In the acoustic coupling performance experiment element

Lattice spacing as a function of the Cr3+ concentration shows the Gaussian-type behaviour as presented in Fig. 2. As mentioned above, at the lower mol%, the increase in lattice spacing is attributed to the substitution of Al3+ by the Cr3+ BMH-21 at the octahedral sites as shown on the inset in Fig. 2. However, as the Cr3+ mol% was increased further, the increase in lattice spacing reached a critical point at 0.065±0.002% Cr3+ and then started to decrease as the Cr3+ mol% was increased further. It is important to note that we have observed similar kind of behaviour departing from the Virgard?s law in our recent results [17] and the ref therein. Our previous results [17] have indicated that for some materials such as ZnAl2O4, the Vergard?s law can be obeyed and disobeyed but that depends on the dopant concentration.
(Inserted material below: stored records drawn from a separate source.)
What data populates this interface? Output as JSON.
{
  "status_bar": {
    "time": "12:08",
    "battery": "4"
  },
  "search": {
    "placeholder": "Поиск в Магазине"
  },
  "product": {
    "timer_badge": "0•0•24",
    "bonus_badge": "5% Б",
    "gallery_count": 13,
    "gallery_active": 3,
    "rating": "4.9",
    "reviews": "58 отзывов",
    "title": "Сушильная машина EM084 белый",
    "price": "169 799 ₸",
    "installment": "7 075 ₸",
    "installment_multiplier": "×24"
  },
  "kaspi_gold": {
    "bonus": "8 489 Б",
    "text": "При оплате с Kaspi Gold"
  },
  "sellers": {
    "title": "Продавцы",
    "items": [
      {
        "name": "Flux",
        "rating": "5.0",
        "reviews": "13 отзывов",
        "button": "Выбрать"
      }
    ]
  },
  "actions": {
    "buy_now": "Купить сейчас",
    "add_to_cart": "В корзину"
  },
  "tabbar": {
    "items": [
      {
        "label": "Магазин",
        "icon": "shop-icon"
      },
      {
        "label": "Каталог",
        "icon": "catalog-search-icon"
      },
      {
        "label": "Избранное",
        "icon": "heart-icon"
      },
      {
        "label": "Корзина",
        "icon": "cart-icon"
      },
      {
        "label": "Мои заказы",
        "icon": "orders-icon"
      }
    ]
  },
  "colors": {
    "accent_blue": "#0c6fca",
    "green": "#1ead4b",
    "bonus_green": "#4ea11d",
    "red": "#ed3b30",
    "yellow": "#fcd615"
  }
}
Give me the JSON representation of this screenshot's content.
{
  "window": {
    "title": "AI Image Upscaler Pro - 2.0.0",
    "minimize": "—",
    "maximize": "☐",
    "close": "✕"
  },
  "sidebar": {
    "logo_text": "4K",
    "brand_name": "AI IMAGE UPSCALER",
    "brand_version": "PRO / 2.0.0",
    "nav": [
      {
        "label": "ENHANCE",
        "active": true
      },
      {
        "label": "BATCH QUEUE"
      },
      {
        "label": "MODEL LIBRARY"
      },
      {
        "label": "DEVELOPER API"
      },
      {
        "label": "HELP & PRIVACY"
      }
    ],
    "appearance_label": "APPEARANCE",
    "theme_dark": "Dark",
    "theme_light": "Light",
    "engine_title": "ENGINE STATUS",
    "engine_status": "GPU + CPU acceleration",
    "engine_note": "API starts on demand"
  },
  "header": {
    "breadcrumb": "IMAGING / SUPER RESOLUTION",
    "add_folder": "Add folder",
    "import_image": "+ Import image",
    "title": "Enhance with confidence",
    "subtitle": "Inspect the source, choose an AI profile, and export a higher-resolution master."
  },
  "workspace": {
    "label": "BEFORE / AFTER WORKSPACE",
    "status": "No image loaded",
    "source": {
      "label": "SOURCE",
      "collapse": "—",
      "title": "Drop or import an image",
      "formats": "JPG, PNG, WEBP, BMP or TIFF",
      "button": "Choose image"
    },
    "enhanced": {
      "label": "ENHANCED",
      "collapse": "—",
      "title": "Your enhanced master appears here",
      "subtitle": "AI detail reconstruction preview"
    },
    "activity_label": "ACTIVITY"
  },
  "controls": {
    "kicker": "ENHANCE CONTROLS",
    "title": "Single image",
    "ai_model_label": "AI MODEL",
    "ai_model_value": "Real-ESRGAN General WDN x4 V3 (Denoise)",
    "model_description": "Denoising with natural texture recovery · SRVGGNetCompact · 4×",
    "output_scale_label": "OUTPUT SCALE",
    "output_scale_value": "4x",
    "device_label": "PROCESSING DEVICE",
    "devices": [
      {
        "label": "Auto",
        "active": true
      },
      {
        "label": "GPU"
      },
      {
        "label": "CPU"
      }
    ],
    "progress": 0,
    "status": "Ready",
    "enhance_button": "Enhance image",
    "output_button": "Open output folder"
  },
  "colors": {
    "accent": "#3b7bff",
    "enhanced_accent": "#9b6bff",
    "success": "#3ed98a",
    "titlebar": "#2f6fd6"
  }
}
In the current results, it is concluded that the decrease in lattice spacing above the critical point was certainly due to the substitution of the Zn2+ by the Cr3+ ions as well (see insert in Fig. 2). Therefore, in such cases the Cr3+ ions occupies the tetrahedral site in the host matrix. Without any doubt this results suggest that, depending on the mol%, Cr3+ ions can occupy either the octahedral or tetrahedral sites in the ZnAl2O4 host matrix, which is in good agreement with Dong et al. [9] results. Their results [9] showed special senses the luminescence properties of Cr3+ ions depend strongly on their coordination, crystal field and lattice imperfections. For an example, when Cr3+ ions occupy sites with strong or intermediate crystal field, the lowest excited state is the 2Eg level, which will be responsible for the narrow band phosphorescence with a characteristic lifetime of tens of ms. While in the case where Cr3+ ions lie at sites with weak crystal field, the lowest excited state will be the 4T2g level, which will be responsible for the broad band fluorescence with a characteristic lifetime of tens of ms [9]. Different Cr3+ environment or locations in the host matrix is anticipated to have dissimilar crystal field strength and, as a results, diverse emission on the PL results are expected [8] and [9]. The average lattice spacing was estimated to be 0.243 nm, which corresponds with the (311) lattice spacing of the ZnAl2O4 reported in our recent results [17] and by Zawadzki et al. [18].